Prime sites
This is a level 5 number link activity from the Figure It Out series. It is focused on investigating patterns with prime numbers. A PDF of the student activity is included.
About this resource
Figure It Out is a series of 80 books published between 1999 and 2009 to support teaching and learning in New Zealand classrooms.
This resource provides the teachers' notes and answers for one activity from the Figure It Out series. A printable PDF of the student activity can be downloaded from the materials that come with this resource.
Specific learning outcomes:
- Investigate patterns with prime numbers.
Prime sites
Achievement objectives
NA5-2: Use prime numbers, common factors and multiples, and powers (including square roots).
Required materials
- Figure It Out, Link, Number, Book Four, "Prime sites", page 6
See Materials that come with this resource to download:
- Prime sites activity (.pdf)
Activity
Investigation 1
One of the most interesting fields of mathematics is number theory, which is the investigation of numbers and their properties and relationships. Mathematicians have studied prime numbers for thousands of years.
The students can show the details of this investigation by circling prime numbers and multiples of 6 in different colours on the hundreds board supplied. A modified grid on squared paper will enable them to see the results of the conjecture in Investigation One more clearly:
This shows that while the original conjecture does not hold true, each prime number greater than 3 is either one before or one after a multiple of 6.
Investigation 2
This investigation is similar to Investigation 1. It should give the students an opportunity to use a calculator and test some larger numbers up to 200 and beyond, both for the theorem and for their relationship to prime numbers.
As an extension, you could ask the students to:
- explore a prime number theorem known as Goldbach’s conjecture. In 1742, Christian Goldbach conjectured that every positive, even integer greater than 2 can be written as the sum of two prime numbers and that every odd number greater than 7 can be expressed as the sum of three odd prime numbers. Find out if the conjecture is right.
- compare the gaps between successive prime numbers in 1 to 100 with those for the prime numbers in 101 to 200. (In general, they are more spread out, and this trend continues as the numbers get larger.)
- explore grids of sizes other than that in Investigation One to see if other number relationships exist.

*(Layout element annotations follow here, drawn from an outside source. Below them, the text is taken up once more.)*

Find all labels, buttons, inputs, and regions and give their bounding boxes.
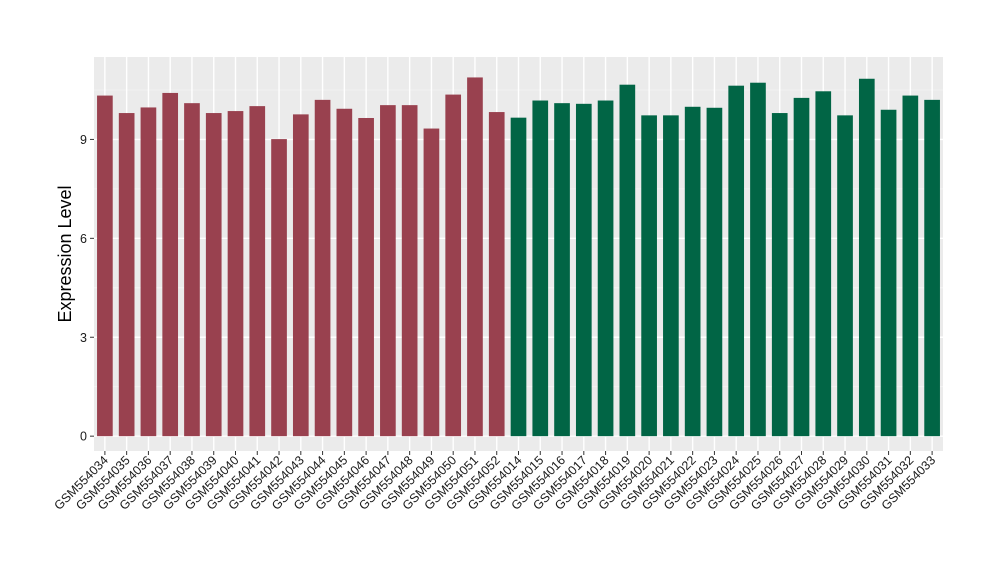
bar-GSM554042[interactable] (271, 139, 287, 437)
bar-GSM554052[interactable] (488, 112, 505, 437)
bar-GSM554033[interactable] (924, 99, 940, 437)
y-tick-label: 9 (80, 133, 87, 147)
bar-GSM554051[interactable] (467, 77, 483, 437)
y-tick-label: 6 (80, 232, 87, 246)
bar-GSM554023[interactable] (706, 107, 723, 437)
bar-GSM554026[interactable] (771, 113, 788, 437)
bar-GSM554048[interactable] (401, 105, 418, 437)
bar-GSM554039[interactable] (205, 113, 222, 437)
bar-GSM554021[interactable] (663, 115, 679, 437)
bar-GSM554017[interactable] (575, 103, 592, 437)
bar-GSM554044[interactable] (314, 99, 331, 437)
bar-GSM554014[interactable] (510, 117, 527, 437)
bar-GSM554037[interactable] (162, 92, 179, 437)
bar-GSM554019[interactable] (619, 84, 636, 437)
bar-GSM554050[interactable] (445, 94, 462, 437)
bar-GSM554030[interactable] (858, 78, 875, 437)
bar-GSM554035[interactable] (118, 113, 135, 437)
bar-GSM554034[interactable] (97, 95, 113, 437)
bar-GSM554047[interactable] (380, 105, 396, 437)
bar-GSM554022[interactable] (684, 106, 701, 437)
bar-GSM554029[interactable] (837, 115, 853, 437)
bar-GSM554041[interactable] (249, 106, 266, 437)
bar-GSM554036[interactable] (140, 107, 157, 437)
bar-GSM554027[interactable] (793, 97, 810, 437)
bar-GSM554016[interactable] (554, 103, 570, 437)
y-tick-label: 0 (80, 430, 87, 444)
y-tick-label: 3 (80, 331, 87, 345)
bar-GSM554018[interactable] (597, 100, 614, 437)
y-axis-title: Expression Level (55, 185, 75, 322)
bar-GSM554028[interactable] (815, 91, 832, 437)
bar-GSM554045[interactable] (336, 108, 353, 437)
bar-GSM554046[interactable] (358, 117, 374, 437)
bar-GSM554020[interactable] (641, 115, 657, 437)
bar-GSM554015[interactable] (532, 100, 549, 437)
bar-GSM554031[interactable] (880, 109, 897, 437)
bar-GSM554024[interactable] (728, 85, 745, 437)
bar-GSM554043[interactable] (292, 114, 309, 437)
bar-GSM554032[interactable] (902, 95, 919, 437)
bar-GSM554038[interactable] (184, 103, 200, 437)
bar-GSM554025[interactable] (750, 82, 766, 437)
bar-GSM554040[interactable] (227, 111, 244, 437)
bar-GSM554049[interactable] (423, 128, 440, 437)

- explore the “perfect number”. This is another special number of interest to mathematicians. It is a number that equals the sum of its factors apart from itself. The first one is 6 (from 3 + 2 + 1 = 6). The students can be challenged to find the next two or three (28, 496, and 8 128). After 8 128, the perfect numbers become enormous.
Investigation 1
No, not all whole numbers on either side of a multiple of 6 are prime numbers. For example,
- with 23, 24, 25: only 23 is a prime number.
Investigation 2
Chebyshev’s theorem holds for any whole numbers greater than 1.